New Reconciliation Service (The Movie Database - TMDB)

Hi all, I made a reconciliation service for OpenRefine specifically made to reconcile movies using the API from The Movie Database (TMDB). I have made a local version and a public one (running on render) to facilitate usage by people not well-versed in programming. I posted the public version on the OpenRefine reconciliation service test bench.

I am a film historian and so developed this for my own use - my coding skills are rudimentary and this is my first time writing something like this. I hope it will be useful for others, and would appreciate any feedback on the implementation! Do let me know if there is anything I should change and what else I could do to get the service out there.

4 Likes

Very cool. Congratulations, and welcome to the community!

I'd be curious to hear what you used as a starting point, if any, and what could be done to make creating reconciliation services like yours easier.

Tom

Thanks, Tom!

To be honest, there was definitely considerable help from AI for the actual coding. Most of my programming before this had been for data analysis (I’d never used something like flask to make an actual application before).

I feel like a tutorial about how to build a reconciliation service based on an API key would be helpful, but I’m also not sure how big the user base for this would be! I was driven to this because the reconciliation through wikidata for films isn’t very good (low match rates and often wrong matches with high confidence because movies with the same title are very common).

Excellent! Can I ask why you did for TMDB instead for IMDB? Just curious :slight_smile:

Probably we will also take benefit of it for our CDCA project. Thanks!

1 Like

Having other people use it would make me very happy - if you guys notice anything that could be improved, let me know! The CDCA project sounds really cool!

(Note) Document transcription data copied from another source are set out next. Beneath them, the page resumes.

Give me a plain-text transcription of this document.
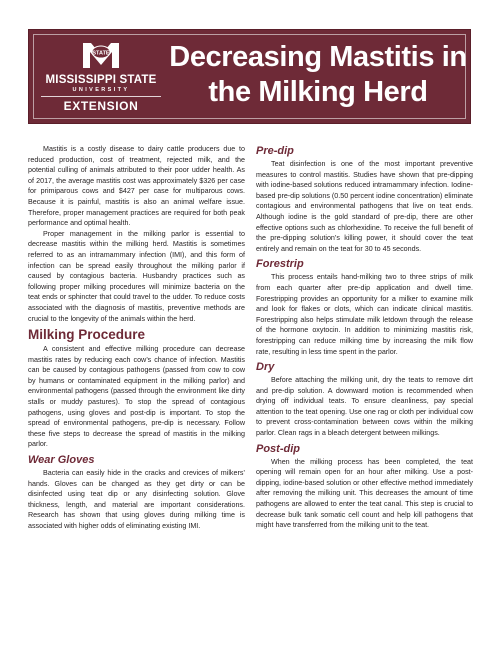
STATE
MISSISSIPPI STATE
UNIVERSITY
EXTENSION
Decreasing Mastitis in
the Milking Herd

Mastitis is a costly disease to dairy cattle producers due to reduced production, cost of treatment, rejected milk, and the potential culling of animals attributed to their poor udder health. As of 2017, the average mastitis cost was approximately $326 per case for primiparous cows and $427 per case for multiparous cows. Because it is painful, mastitis is also an animal welfare issue. Therefore, proper management practices are required for both peak performance and optimal health.

Proper management in the milking parlor is essential to decrease mastitis within the milking herd. Mastitis is sometimes referred to as an intramammary infection (IMI), and this form of infection can be spread easily throughout the milking parlor if caused by contagious bacteria. Husbandry practices such as following proper milking procedures will minimize bacteria on the teat ends or sphincter that could travel to the udder. To reduce costs associated with the diagnosis of mastitis, preventive methods are crucial to the longevity of the animals within the herd.

Milking Procedure

A consistent and effective milking procedure can decrease mastitis rates by reducing each cow’s chance of infection. Mastitis can be caused by contagious pathogens (passed from cow to cow by humans or contaminated equipment in the milking parlor) and environmental pathogens (passed through the environment like dirty stalls or muddy pastures). To stop the spread of contagious pathogens, using gloves and post-dip is important. To stop the spread of environmental pathogens, pre-dip is necessary. Follow these five steps to decrease the spread of mastitis in the milking parlor.

Wear Gloves

Bacteria can easily hide in the cracks and crevices of milkers’ hands. Gloves can be changed as they get dirty or can be disinfected using teat dip or any disinfecting solution. Glove thickness, length, and material are important considerations. Research has shown that using gloves during milking time is associated with higher odds of eliminating existing IMI.

Pre-dip

Teat disinfection is one of the most important preventive measures to control mastitis. Studies have shown that pre-dipping with iodine-based solutions reduced intramammary infection. Iodine-based pre-dip solutions (0.50 percent iodine concentration) eliminate contagious and environmental pathogens that live on teat ends. Although iodine is the gold standard of pre-dip, there are other effective options such as chlorhexidine. To receive the full benefit of the pre-dipping solution’s killing power, it should cover the teat entirely and remain on the teat for 30 to 45 seconds.

Forestrip

This process entails hand-milking two to three strips of milk from each quarter after pre-dip application and dwell time. Forestripping provides an opportunity for a milker to examine milk and look for flakes or clots, which can indicate clinical mastitis. Forestripping also helps stimulate milk letdown through the release of the hormone oxytocin. In addition to minimizing mastitis risk, forestripping can reduce milking time by increasing the milk flow rate, resulting in less time spent in the parlor.

Dry

Before attaching the milking unit, dry the teats to remove dirt and pre-dip solution. A downward motion is recommended when drying off individual teats. To ensure cleanliness, pay special attention to the teat opening. Use one rag or cloth per individual cow to prevent cross-contamination between cows within the milking parlor. Clean rags in a bleach detergent between milkings.

Post-dip

When the milking process has been completed, the teat opening will remain open for an hour after milking. Use a post-dipping, iodine-based solution or other effective method immediately after removing the milking unit. This decreases the amount of time pathogens are allowed to enter the teat canal. This step is crucial to decrease bulk tank somatic cell count and help kill pathogens that might have transferred from the milking unit to the teat.
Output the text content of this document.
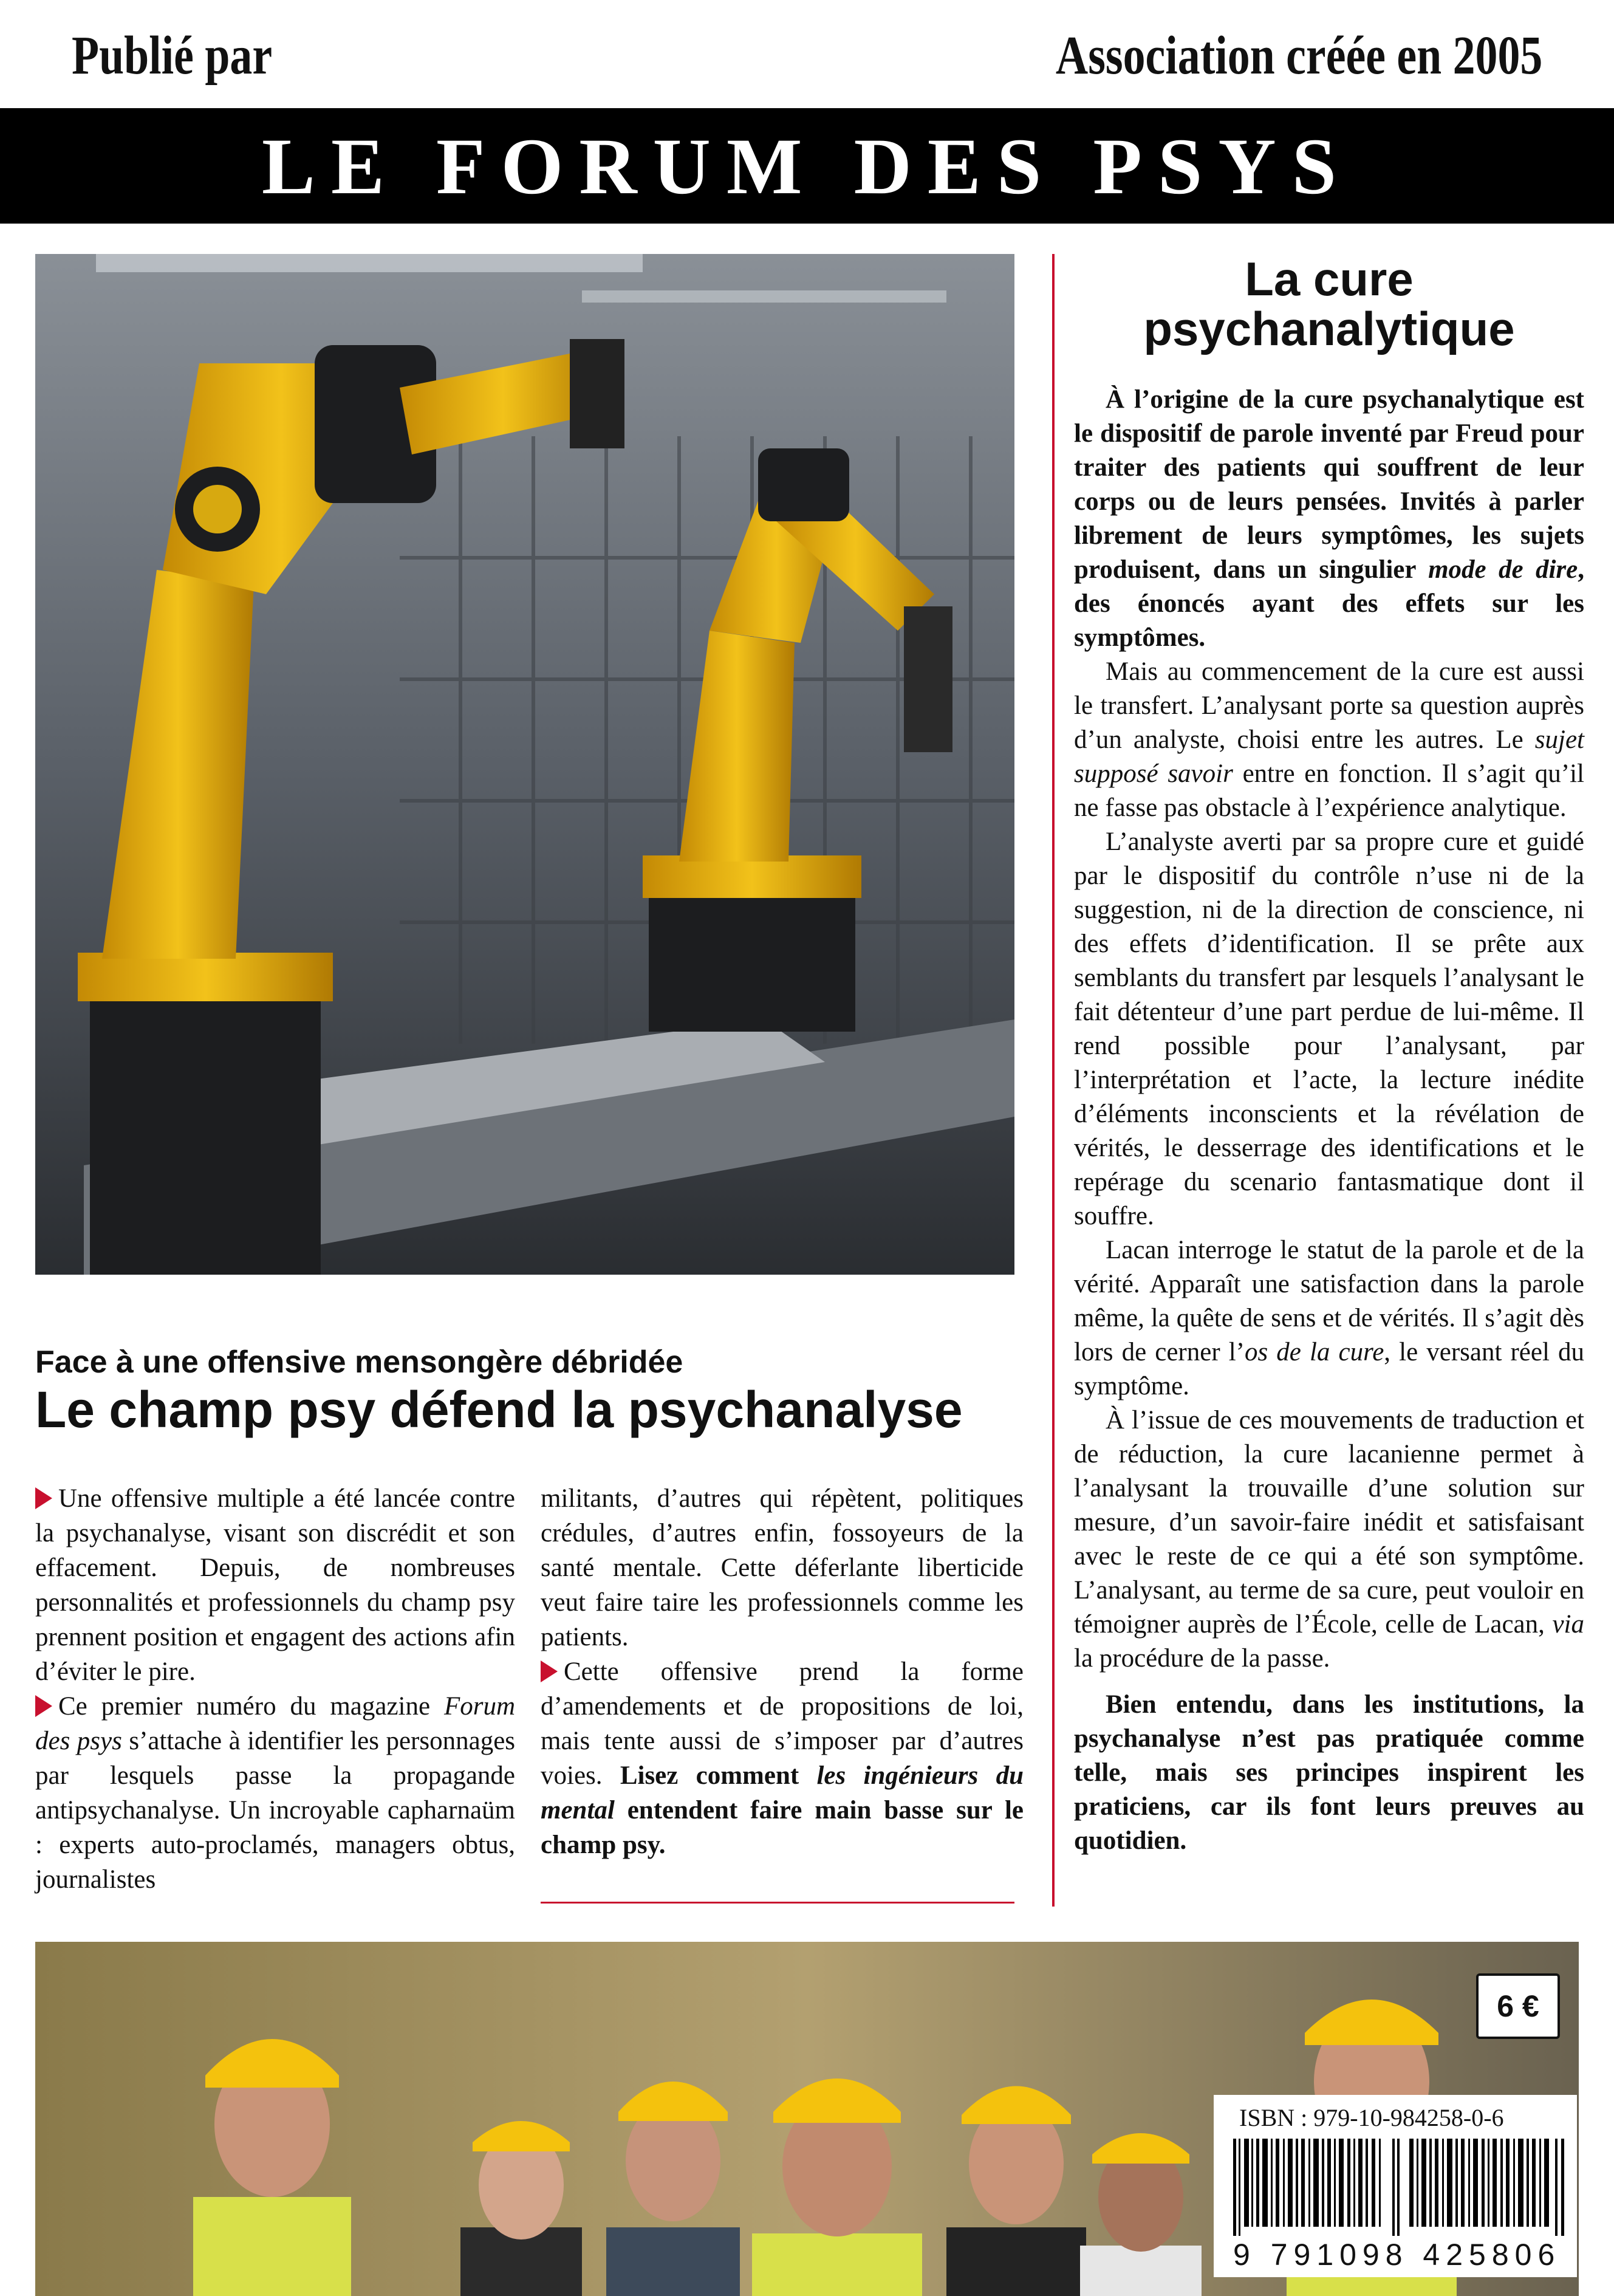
Publié par	Association créée en 2005
LE FORUM DES PSYS
La cure psychanalytique

À l’origine de la cure psychanalytique est le dispositif de parole inventé par Freud pour traiter des patients qui souffrent de leur corps ou de leurs pensées. Invités à parler librement de leurs symptômes, les sujets produisent, dans un singulier mode de dire, des énoncés ayant des effets sur les symptômes.

Mais au commencement de la cure est aussi le transfert. L’analysant porte sa question auprès d’un analyste, choisi entre les autres. Le sujet supposé savoir entre en fonction. Il s’agit qu’il ne fasse pas obstacle à l’expérience analytique.

L’analyste averti par sa propre cure et guidé par le dispositif du contrôle n’use ni de la suggestion, ni de la direction de conscience, ni des effets d’identification. Il se prête aux semblants du transfert par lesquels l’analysant le fait détenteur d’une part perdue de lui-même. Il rend possible pour l’analysant, par l’interprétation et l’acte, la lecture inédite d’éléments inconscients et la révélation de vérités, le desserrage des identifications et le repérage du scenario fantasmatique dont il souffre.

Lacan interroge le statut de la parole et de la vérité. Apparaît une satisfaction dans la parole même, la quête de sens et de vérités. Il s’agit dès lors de cerner l’os de la cure, le versant réel du symptôme.

À l’issue de ces mouvements de traduction et de réduction, la cure lacanienne permet à l’analysant la trouvaille d’une solution sur mesure, d’un savoir-faire inédit et satisfaisant avec le reste de ce qui a été son symptôme. L’analysant, au terme de sa cure, peut vouloir en témoigner auprès de l’École, celle de Lacan, via la procédure de la passe.

Bien entendu, dans les institutions, la psychanalyse n’est pas pratiquée comme telle, mais ses principes inspirent les praticiens, car ils font leurs preuves au quotidien.

Face à une offensive mensongère débridée
Le champ psy défend la psychanalyse

Une offensive multiple a été lancée contre la psychanalyse, visant son discrédit et son effacement. Depuis, de nombreuses personnalités et professionnels du champ psy prennent position et engagent des actions afin d’éviter le pire.

Ce premier numéro du magazine Forum des psys s’attache à identifier les personnages par lesquels passe la propagande antipsychanalyse. Un incroyable capharnaüm : experts auto-proclamés, managers obtus, journalistes

militants, d’autres qui répètent, politiques crédules, d’autres enfin, fossoyeurs de la santé mentale. Cette déferlante liberticide veut faire taire les professionnels comme les patients.

Cette offensive prend la forme d’amendements et de propositions de loi, mais tente aussi de s’imposer par d’autres voies. Lisez comment les ingénieurs du mental entendent faire main basse sur le champ psy.

6 €
ISBN : 979-10-984258-0-6
9 791098 425806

IMDb is a great source of information, but unfortunately their data sharing policies are terrible. Just to have access to their API costs hundreds of thousands of dollars. Incidentally (and since I am already in a “here’s something I did mode” :sweat_smile:), I’ve actually written an article about IMDb’s history and how they slowly shifted from a commons-based project into a commercial one and in the process became increasingly less willing to share the data which is generated for free by its community of users.

TMDB, on the other hand, is an open access database that has a free and well-supported API. Though the database itself is not well-known, it is used by a lot of other websites (for instance, Letterboxd). If my project also makes more people aware of TMDB that would also make me happy, they deserve more recognition.

Side note: I just saw that TMDB currently has no Wikipedia page in English, which is crazy (they do for 15 other languages!). If anyone here has some Wikipedia clout (I figure if there’s one group that is likely to have some wiki editors it’s this one!), maybe you can get the decision to delete that reversed?

1 Like

Side note: I just saw that TMDB currently has no Wikipedia page in English, which is crazy (they do for 15 other languages!).

But since we're all data geeks here, it does have a Wikidata page: https://www.wikidata.org/wiki/Q20828898

1 Like

But since we're all data geeks here, it does have a Wikidata page: https://www.wikidata.org/wiki/Q20828898

True, and most films on Wikidata have a TMDB ID listed in their properties as well.